We then took a walk to a wetland which is dry with channels cut into it. There were plantation trees surrounding a wetland but still we could see water in the channels. Plants like incema and uxhaphozi were identified. I explained to them how to identify the possible edges of a wetland by looking at the area, which is in a basin surrounded by mountains and steep slopes.
We went back to the classroom and spoke about sustaining water and our wetlands and the possible actions that learners could do to help. At the end of the lesson, the teacher asked them if they would like me to come back again – they all said “yes”, they would like more natural science lessons. “We as the Nkonka primary school would like to share our sincere gratitude for knowledge and information that was presented to learners in our school. It been a wonderful opportunity for learners to learn things that are impacting their lives in the environment they live in.”

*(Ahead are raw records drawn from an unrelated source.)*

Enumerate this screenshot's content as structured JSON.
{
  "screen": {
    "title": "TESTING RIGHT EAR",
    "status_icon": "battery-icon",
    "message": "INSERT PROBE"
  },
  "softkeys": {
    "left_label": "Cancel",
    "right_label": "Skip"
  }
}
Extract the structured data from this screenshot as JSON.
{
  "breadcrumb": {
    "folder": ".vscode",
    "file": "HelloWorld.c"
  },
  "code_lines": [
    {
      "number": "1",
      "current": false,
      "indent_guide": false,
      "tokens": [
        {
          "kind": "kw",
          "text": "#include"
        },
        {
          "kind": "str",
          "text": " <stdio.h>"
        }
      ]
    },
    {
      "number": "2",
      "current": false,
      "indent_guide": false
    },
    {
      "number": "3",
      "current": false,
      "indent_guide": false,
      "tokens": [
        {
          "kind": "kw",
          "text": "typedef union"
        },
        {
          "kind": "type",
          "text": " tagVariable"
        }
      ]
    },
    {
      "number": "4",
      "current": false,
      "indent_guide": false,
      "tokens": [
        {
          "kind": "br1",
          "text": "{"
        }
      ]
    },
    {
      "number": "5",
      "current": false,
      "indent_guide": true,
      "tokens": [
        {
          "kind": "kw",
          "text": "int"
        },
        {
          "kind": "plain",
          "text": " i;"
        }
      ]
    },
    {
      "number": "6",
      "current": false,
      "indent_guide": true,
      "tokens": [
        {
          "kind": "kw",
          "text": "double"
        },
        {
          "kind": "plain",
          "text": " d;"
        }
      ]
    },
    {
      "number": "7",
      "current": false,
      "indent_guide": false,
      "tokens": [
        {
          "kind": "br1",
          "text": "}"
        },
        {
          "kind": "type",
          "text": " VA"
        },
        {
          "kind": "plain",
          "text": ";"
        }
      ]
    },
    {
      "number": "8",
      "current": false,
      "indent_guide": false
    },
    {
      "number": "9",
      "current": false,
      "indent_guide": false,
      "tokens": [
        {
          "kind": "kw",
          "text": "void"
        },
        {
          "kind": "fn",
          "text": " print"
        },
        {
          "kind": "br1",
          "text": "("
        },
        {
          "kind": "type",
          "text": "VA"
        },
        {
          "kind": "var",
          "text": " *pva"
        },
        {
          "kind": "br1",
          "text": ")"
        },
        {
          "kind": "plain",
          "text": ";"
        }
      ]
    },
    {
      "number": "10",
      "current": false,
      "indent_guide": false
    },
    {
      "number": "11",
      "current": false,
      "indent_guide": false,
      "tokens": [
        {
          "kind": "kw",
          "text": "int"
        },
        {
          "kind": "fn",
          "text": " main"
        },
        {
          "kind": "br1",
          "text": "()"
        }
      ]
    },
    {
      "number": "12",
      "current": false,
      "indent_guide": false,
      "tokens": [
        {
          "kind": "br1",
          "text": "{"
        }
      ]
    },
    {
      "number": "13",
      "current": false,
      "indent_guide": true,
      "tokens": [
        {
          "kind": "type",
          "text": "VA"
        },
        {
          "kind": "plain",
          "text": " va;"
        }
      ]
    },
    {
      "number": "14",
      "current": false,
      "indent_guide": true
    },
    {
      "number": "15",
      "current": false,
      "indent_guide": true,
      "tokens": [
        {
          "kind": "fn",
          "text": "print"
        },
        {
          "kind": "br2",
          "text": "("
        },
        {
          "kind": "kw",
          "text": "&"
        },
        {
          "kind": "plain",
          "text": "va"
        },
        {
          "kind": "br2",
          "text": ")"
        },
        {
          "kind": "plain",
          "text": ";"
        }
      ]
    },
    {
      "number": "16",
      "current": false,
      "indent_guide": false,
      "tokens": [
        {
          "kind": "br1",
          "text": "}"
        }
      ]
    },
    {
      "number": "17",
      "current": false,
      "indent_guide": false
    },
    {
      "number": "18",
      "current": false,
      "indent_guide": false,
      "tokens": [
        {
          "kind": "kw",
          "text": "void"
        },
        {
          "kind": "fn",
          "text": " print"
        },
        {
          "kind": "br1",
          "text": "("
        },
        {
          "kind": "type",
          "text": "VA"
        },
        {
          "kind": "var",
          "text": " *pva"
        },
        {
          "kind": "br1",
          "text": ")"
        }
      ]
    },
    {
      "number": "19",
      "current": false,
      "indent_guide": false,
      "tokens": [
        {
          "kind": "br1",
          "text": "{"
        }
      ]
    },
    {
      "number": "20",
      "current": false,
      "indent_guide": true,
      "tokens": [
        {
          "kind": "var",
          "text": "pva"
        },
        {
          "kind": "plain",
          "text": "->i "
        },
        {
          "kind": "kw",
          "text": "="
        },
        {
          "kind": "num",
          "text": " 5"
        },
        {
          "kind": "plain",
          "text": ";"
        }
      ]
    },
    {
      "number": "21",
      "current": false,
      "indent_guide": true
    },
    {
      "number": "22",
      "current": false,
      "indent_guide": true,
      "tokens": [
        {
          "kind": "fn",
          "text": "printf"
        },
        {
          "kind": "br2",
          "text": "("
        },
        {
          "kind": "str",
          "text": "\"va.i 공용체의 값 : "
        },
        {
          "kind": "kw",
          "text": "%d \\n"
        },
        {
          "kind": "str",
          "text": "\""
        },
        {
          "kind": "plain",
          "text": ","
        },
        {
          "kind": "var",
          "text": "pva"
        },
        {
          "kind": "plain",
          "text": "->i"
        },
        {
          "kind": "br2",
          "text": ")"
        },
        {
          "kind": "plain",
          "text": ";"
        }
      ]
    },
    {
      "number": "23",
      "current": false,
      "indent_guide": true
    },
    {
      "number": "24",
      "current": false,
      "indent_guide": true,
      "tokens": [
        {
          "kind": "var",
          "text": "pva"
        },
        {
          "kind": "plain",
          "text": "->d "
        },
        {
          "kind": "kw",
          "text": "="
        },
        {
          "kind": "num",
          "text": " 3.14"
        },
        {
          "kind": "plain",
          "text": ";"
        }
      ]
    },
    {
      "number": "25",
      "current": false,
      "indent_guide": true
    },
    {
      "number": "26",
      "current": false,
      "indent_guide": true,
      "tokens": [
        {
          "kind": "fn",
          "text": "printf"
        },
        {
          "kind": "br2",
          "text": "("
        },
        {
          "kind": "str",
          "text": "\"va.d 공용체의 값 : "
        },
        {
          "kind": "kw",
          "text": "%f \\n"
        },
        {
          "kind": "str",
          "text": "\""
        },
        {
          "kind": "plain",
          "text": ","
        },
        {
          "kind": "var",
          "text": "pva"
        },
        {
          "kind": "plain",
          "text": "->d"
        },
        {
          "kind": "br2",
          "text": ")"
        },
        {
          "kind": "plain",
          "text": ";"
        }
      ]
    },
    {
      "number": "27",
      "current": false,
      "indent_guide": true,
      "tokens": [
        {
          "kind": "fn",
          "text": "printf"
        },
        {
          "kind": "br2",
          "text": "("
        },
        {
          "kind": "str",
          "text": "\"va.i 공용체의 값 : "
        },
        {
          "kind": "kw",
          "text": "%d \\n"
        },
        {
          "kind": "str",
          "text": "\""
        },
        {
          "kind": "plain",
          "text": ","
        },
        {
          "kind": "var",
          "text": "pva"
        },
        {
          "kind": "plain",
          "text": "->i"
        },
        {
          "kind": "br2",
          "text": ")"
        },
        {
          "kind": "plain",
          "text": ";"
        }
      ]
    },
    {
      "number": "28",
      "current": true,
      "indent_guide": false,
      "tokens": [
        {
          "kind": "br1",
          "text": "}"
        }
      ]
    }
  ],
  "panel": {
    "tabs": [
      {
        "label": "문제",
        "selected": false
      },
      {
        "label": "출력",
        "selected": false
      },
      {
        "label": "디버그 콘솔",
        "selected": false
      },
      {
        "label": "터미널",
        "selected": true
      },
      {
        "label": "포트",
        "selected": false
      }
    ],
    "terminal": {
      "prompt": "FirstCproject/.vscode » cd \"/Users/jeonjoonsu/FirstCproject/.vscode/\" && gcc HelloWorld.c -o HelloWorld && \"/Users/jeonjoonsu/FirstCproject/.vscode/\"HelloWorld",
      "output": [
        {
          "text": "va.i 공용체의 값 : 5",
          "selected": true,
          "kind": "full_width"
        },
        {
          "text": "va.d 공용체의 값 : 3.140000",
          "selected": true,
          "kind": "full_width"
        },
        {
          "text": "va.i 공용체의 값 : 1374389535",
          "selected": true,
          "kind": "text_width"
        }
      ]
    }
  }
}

Bongumusa Phuthing, the class teacher commented: “The facilitator was communicating with learners in a language that allowed the learners to participate in order for a good level of understanding. He was able to draw learner’s attention and make them to be more interested and keen to learn. The lesson was linked within the school’s curriculum. There are topics covered that are also based on what is being taught in the class room such as natural science, technology and life skills.”
“Today’s experience with Nkanyiso was very well structured. His classroom programme was most impressive, detailed and logical. The children were engaged throughout the study and responded enthusiastic and intelligently. Most impressive.” said Sue Savidge of Lions Bush Conservancy afterwards.